Down one of these side streets we came across a small museum and stepped inside. It was quiet, there were more attendants than visitors and inside there were some interesting exhibits but mostly I could only guess what they were because the only European explanations were in French.
Outside of the old city walls there is a lot more of Essaouira and once through any of the four main gates there was a much more modern European feel about the place with more familiar shops and traffic and suddenly it was necessary to remember that we were no longer in a pedestrianised environment.
Moroccans are notoriously poor drivers and the accident and injury rates are scarily high. I don’t think there is a Highway Code in Morocco, I have looked and certainly can’t find one. Crossing a road is a very tricky process because, cars and lorries don’t give way to people in the same way that it is expected they will in the UK so this was a potentially death defying procedure.
There are zebra crossings marked out in the roads but they are there only for a bit of highway decoration and are not something a walker can rely upon so we watched the locals as they strayed into the carriageways and we stuck close to them because they appeared to have a sort of uncanny sixth sense about which vehicles would stop and which would simply mow a pedestrian down without a second thought. Crossing the road here is even more dangerous than juggling gelignite!

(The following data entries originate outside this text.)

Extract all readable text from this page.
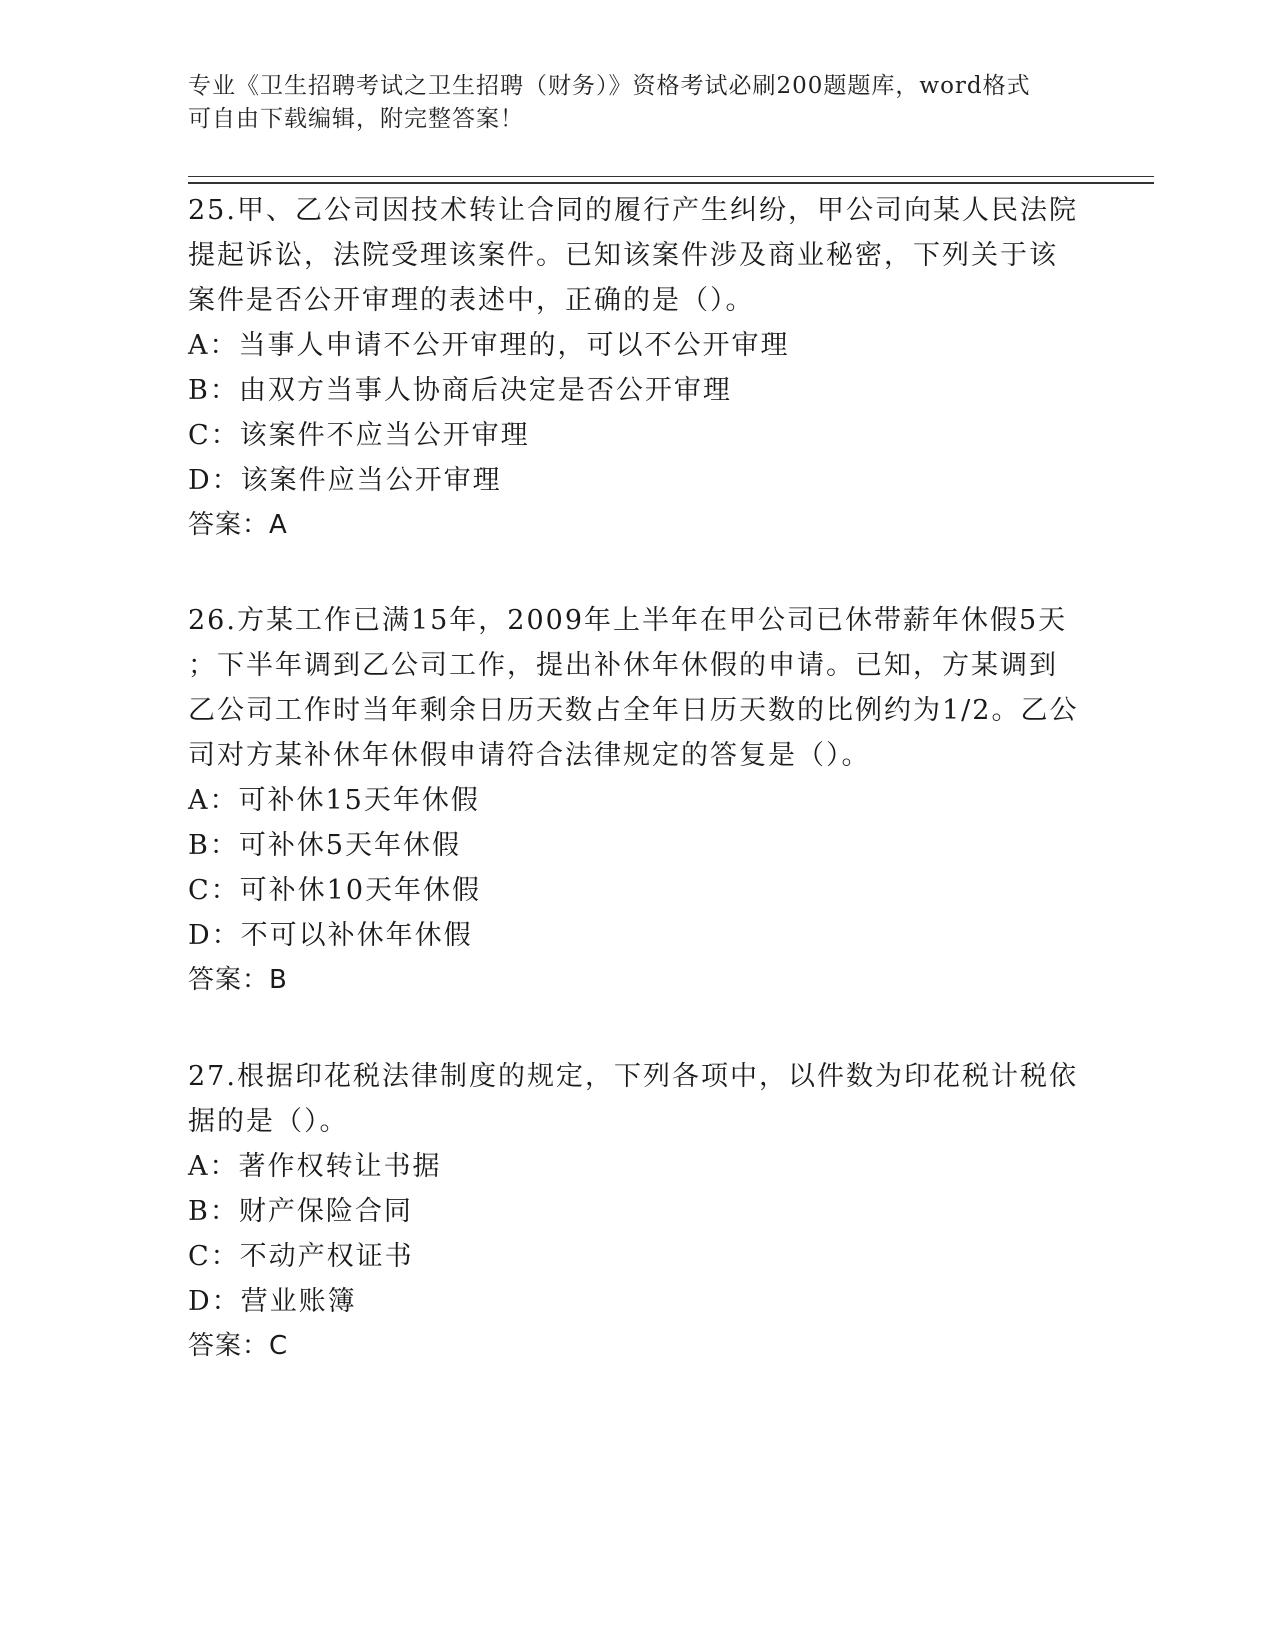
专业《卫生招聘考试之卫生招聘（财务）》资格考试必刷200题题库，word格式
可自由下载编辑，附完整答案！

25.甲、乙公司因技术转让合同的履行产生纠纷，甲公司向某人民法院

提起诉讼，法院受理该案件。已知该案件涉及商业秘密，下列关于该

案件是否公开审理的表述中，正确的是（）。

A：当事人申请不公开审理的，可以不公开审理

B：由双方当事人协商后决定是否公开审理

C：该案件不应当公开审理

D：该案件应当公开审理

答案：A

26.方某工作已满15年，2009年上半年在甲公司已休带薪年休假5天

；下半年调到乙公司工作，提出补休年休假的申请。已知，方某调到

乙公司工作时当年剩余日历天数占全年日历天数的比例约为1/2。乙公

司对方某补休年休假申请符合法律规定的答复是（）。

A：可补休15天年休假

B：可补休5天年休假

C：可补休10天年休假

D：不可以补休年休假

答案：B

27.根据印花税法律制度的规定，下列各项中，以件数为印花税计税依

据的是（）。

A：著作权转让书据

B：财产保险合同

C：不动产权证书

D：营业账簿

答案：C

We didn’t stay long outside the town wall; as well as being dangerous it is also a lot less interesting so after we had satisfied our curiosity we returned via an area which has the potential to be an nice piece of park land but it is badly maintained and a hang out spot for beggars and homeless people so is an area where it is preferable not to linger. In the centre is a statue of Orson Welles who used Essaouira as a location for his film Othello but the local people don’t seem to especially appreciate that and the bust is damaged and covered in graffiti.
We were glad to return through the gate through the fortress walls and resume our Medieval time travel experience.